Post by: Hannah Ostby
3rd-year student at College of the Atlantic
Being in Samsoe has made me think a lot about home. What it means to change perceptions and a certain way of living, transforming as a community, and what Samsoe’s energy transition can mean for my home in Norway and in Scandinavia in general. I arrived by ferry, and the first thing I did when I got off the boat was to get on a bicycle and ride along the beautiful island landscape on an empty road to our campground. I was very tired from traveling over from the US, but there was something so reassuring about arriving on the island. The ease and accessibility of just getting on a bike and being able to go wherever I wanted to, the comfortable bike lanes, the raw beauty of the environment surrounding me, the calm and quiet- together all these factors filled me with peace and hope, and that moment was the first time I started to understand how this seemingly impossible transition had taken place.
This trip was my first real visit to Denmark, and I was very excited to see this beautiful place I had heard so much about, and to experience a culture very close to my own that I could connect with. And I did feel a connection, although it was hard to put a finger on what it was at first, but I understand now that it was a connection to the place, and by extension to the people around me, through the appreciation of nature.

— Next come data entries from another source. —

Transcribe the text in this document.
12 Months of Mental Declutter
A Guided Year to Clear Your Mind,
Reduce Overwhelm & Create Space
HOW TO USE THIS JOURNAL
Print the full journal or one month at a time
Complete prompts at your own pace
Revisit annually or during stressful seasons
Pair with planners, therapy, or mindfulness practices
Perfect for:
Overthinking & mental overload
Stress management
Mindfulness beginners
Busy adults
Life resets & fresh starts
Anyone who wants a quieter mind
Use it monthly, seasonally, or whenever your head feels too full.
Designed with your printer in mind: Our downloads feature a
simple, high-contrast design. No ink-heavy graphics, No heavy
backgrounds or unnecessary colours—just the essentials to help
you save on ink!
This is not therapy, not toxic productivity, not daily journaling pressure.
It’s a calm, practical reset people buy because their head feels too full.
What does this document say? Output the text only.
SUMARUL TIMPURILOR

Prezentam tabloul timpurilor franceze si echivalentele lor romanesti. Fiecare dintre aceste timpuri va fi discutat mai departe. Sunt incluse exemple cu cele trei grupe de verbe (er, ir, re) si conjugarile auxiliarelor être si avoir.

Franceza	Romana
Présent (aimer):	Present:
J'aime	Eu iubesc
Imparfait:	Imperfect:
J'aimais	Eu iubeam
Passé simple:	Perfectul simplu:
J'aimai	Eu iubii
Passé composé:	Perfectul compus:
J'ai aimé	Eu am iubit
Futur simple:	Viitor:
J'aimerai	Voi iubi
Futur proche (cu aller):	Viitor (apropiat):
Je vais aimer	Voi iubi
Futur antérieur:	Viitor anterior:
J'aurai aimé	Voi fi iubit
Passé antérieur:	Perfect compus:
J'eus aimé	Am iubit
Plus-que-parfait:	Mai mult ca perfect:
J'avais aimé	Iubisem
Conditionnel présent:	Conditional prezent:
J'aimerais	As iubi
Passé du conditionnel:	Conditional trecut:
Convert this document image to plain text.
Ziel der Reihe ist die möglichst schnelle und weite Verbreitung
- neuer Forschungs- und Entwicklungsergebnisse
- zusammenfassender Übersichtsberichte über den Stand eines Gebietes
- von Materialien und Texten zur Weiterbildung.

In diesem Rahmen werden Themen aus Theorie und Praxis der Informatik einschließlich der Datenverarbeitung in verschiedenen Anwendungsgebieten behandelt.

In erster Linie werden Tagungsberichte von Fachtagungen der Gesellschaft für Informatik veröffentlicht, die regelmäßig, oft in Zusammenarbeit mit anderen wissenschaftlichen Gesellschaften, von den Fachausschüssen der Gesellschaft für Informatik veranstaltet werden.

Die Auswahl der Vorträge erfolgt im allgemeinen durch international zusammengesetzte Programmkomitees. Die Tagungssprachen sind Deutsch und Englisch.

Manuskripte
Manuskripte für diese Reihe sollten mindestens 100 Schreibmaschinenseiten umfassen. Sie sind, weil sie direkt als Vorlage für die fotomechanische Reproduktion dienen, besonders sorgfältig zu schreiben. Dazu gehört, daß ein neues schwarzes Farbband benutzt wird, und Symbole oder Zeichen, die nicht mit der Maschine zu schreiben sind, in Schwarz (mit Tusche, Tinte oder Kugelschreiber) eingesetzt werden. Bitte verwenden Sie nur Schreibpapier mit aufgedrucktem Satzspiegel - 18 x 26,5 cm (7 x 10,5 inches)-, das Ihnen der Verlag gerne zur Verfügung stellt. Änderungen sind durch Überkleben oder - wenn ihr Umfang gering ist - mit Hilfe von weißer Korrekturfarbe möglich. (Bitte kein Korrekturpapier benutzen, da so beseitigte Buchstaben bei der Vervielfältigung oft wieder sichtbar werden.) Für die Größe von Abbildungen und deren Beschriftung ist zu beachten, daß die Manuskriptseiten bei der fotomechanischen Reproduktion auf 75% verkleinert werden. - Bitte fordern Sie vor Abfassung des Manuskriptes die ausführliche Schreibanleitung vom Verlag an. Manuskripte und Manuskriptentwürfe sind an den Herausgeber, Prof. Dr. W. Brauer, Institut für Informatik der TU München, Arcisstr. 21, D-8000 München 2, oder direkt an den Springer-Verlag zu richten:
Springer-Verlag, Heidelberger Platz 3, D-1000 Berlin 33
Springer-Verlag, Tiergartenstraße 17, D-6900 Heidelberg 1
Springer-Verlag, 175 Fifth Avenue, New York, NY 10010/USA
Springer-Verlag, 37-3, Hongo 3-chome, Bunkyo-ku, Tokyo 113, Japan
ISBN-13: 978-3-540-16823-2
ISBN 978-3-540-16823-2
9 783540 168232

One day at the Energy Academy, Soeren Hermansen shared a special word with us: “commonity.” This word is a contraction of two words: “commons” and “community,” and it describes the phenomenon of a community sharing the responsibility of taking care of the commons, of their common spaces. It is a word that was invented at the Energy Academy, and I think it is the key to understanding how everything on this island seems to work sustainably so effortlessly. Samsoe has understood that the environment is part of the commons, it is our home, and that we need to take just as much responsibility and care in how we treat it as we do our houses and our loved ones. It is something that should be valued. The environment does not just mean the physical environment, but it also means our work and our interactions, and if we put our energy into doing what we love then the rest will follow.
It seems as though Samsoe has become a great “puzzle” that many visitors try to figure out, but the truth is it is just the same whether we understand it or not. Interestingly enough, it also seems to be a place that all its visitors can relate to in some way because they make it their own. This is my impression of how Samsoe “works,” because the island has made the renewable energy transition their own, and this is why it is sustainable.